Independent pharmacists routinely identify those middle-manager companies as the leading cause of their troubles. At Batson’s drugstore in rural Kansas, Perkins recently had a customer who had been taking Emgality, an injectable monoclonal antibody treatment for migraines made by Eli Lilly and Co., that typically retails for up to $760 a month. But the customer’s drug plan wouldn’t pay Batson’s to fill it, forcing her to wait until it could be mailed from a specialty pharmacy.

Frustratingly, Perkins said, patients who get pushed to order drugs by mail often bring them to her when they need help deciphering how to use them.

Even when pharmacies make money on a prescription, there’s no guarantee they can keep much of the profit. Drug plans charge pharmacies fees every time they need to interact with the PBM’s claims database. While those fees average only 10 to 15 cents per transaction, a busy pharmacy might need to check the database hundreds of times a day.

PBMs also have implemented retroactive fees based on performance metrics they set. Pharmacies can wind up losing money on a prescription filled months earlier. PBMs describe these as quality measures, but pharmacists complain they are more about sales volume.
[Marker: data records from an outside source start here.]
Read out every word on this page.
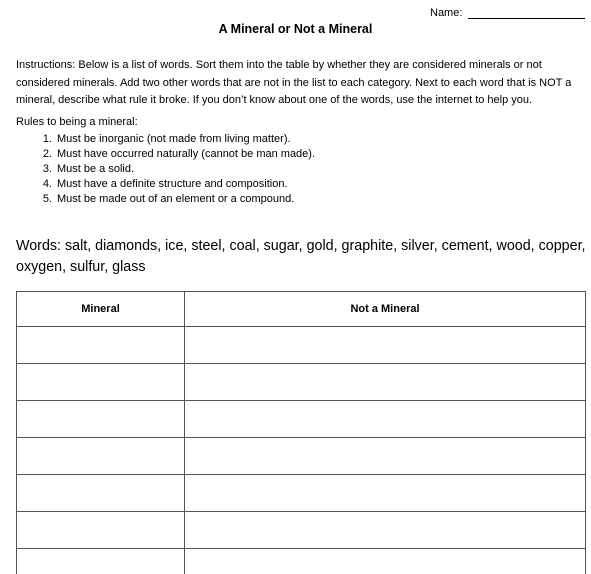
Name:
A Mineral or Not a Mineral
Instructions: Below is a list of words. Sort them into the table by whether they are considered minerals or not considered minerals. Add two other words that are not in the list to each category. Next to each word that is NOT a mineral, describe what rule it broke. If you don’t know about one of the words, use the internet to help you.
Rules to being a mineral:
1. Must be inorganic (not made from living matter).
2. Must have occurred naturally (cannot be man made).
3. Must be a solid.
4. Must have a definite structure and composition.
5. Must be made out of an element or a compound.
Words: salt, diamonds, ice, steel, coal, sugar, gold, graphite, silver, cement, wood, copper, oxygen, sulfur, glass
Mineral	Not a Mineral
Many of the metrics track how diligently patients take their medication, which pharmacies can hardly control.

One PBM’s contract, obtained by Axios, showed only 1% of pharmacies are able to avoid retroactive fees.

Jeff Olson, who owns three rural pharmacies in Iowa, said he paid $52,000 in retroactive fees on revenue of $6 million in 2015. While his annual revenue remained flat through 2020, those retroactive fees last year totaled $225,000.

“That’s money that can’t be used for payroll, that can’t be used to add those other services that your community needs,” Olson said.

Moreover, Olson said, he doesn’t know what metrics insurance plans use to evaluate his performance and calculate the fees.

“They define quality themselves,” said Ronna Hauser, vice president of pharmacy affairs for the National Community Pharmacists Association. “If you have 20 Part D plans you contract with, that’s 20 different quality programs that you’re supposed to be aware of and keep up with.”

According to the Centers for Medicare and Medicaid Services, such retroactive fees were 915 times as high in 2019 as in 2010. The resulting higher prices mean Medicare beneficiaries burn through their initial coverage period faster and enter a coverage gap, or “doughnut hole,” sooner.

At Olson’s pharmacy in St. Charles, Iowa, a town of fewer than 1,000 people, fees and other financial pressures forced Olson to scale back and operate the store as a telepharmacy. Technicians fill prescriptions under the eye of an off-site pharmacist, and customers see a pharmacist only one day a week.

For a town with no other health care provider, that means six days when no one can provide vaccinations or test for strep throat.

Back in Howard, Debbie Lane, 70, likes the personal service Perkins offers at Batson’s.

“It’s a lot easier to go down to a local store, and if it happens to be after hours or an emergency, she’ll open up for us,” Lane said.

Perkins will tell her if Lane can save money by driving to a chain drugstore in Wichita instead. And, recently, Perkins ran the numbers to help Lane decide which Medicare plan would be the least expensive given the medications she takes. Lane knows it’s a struggle to keep a small-town pharmacy open and fears what might happen if Batson’s closed.

“It’d be devastating,” Lane said. “There are a lot of us like me, who will sometimes pay a little extra to make sure that Julie stays in business.”